Answer: What you are saying is that your girlfriend beats you both physically and psychologically. As a consequence you feel “worthless” and daren’t express yourself any longer because of her anger. Your girlfriend controls you by using violence so that you don’t say what you think. What you have described is serious and characteristic of violence within close relationships. The situation you are living in is destructive and you should take action to bring about a change. People often need someone to talk to who can help and support them. It is important that you have a way out should the violence escalate further. At Kvinnofridslinjen we can provide you with support and information about where you can turn for help in your local area.
Question: I am seven months pregnant. A few weeks ago my husband and I had a row. He pushed me against the wall so that I fell over and sprained my wrist. The next time we rowed he hit me in the face, called my parents and said that I was insane and that they ought to thank him for putting up with me. Then he said that I had to get out, kicked me in the back and locked me out of the house in the middle of the night. My husband has never hit me before. Now he says that it was a mistake and that he just wanted to “test” me. I don’t trust him any longer. Is that right or wrong?
Answer: What you have been through is serious and you and your child are at risk. Your current situation is not safe and it is important that you are prepared should the violence continue. You can either contact a local authority such as the police, social services or maternity services, or tell a friend or relative. At Kvinnofridslinjen we can help you work out what your options are.
Question: My cousin came to Sweden six months ago and she can’t speak Swedish. She isn’t allowed out and her husband beats her. When I last saw her she said that she couldn’t live like this. I said that I could help her but she is frightened and feels insecure. She hasn’t any money and her husband has told her that she won’t be able to cope without him. Is there anyone who can help her?

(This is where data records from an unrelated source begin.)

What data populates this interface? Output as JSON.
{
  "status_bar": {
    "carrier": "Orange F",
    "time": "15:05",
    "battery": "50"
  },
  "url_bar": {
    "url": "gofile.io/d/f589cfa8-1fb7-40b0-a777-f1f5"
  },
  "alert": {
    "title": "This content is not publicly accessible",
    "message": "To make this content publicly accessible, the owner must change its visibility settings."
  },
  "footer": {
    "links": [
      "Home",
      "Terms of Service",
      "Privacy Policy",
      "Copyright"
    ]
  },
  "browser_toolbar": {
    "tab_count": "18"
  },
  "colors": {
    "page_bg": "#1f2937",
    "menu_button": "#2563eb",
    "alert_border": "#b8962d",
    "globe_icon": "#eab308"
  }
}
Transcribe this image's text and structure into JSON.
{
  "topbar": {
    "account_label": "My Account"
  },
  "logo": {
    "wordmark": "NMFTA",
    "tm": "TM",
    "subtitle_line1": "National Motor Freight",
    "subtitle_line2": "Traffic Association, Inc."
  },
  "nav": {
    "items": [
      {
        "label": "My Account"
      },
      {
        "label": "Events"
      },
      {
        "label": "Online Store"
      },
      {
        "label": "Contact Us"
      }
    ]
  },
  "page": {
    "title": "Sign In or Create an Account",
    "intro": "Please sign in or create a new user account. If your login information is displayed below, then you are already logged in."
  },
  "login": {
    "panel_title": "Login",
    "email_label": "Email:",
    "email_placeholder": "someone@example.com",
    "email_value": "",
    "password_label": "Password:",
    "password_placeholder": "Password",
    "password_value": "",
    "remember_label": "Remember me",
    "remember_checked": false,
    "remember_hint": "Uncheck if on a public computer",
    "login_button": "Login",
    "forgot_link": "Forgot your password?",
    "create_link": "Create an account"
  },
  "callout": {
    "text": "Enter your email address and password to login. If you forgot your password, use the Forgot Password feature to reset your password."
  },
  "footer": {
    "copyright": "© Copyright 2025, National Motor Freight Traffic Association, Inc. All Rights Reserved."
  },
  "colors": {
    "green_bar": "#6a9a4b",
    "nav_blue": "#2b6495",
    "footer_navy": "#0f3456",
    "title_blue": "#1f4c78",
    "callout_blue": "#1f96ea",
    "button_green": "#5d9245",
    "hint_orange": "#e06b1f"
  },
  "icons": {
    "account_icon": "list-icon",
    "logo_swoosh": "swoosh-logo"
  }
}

Answer: Your cousin is in a difficult situation and it’s good that you are trying to help her. What you describe is serious and your cousin needs help as soon as possible. Inflicting violence and restricting someone’s freedom of movement is a crime which can be reported to the police. Your cousin can get in touch with the local authorities where she lives, such as the police or the social services. There are also voluntary organizations to which she can turn for help and support. Phone Kvinnofridslinjen, amongst other things we can provide information about women’s refuges where many languages are spoken, and which have special competence in issues concerning women who are new to Sweden.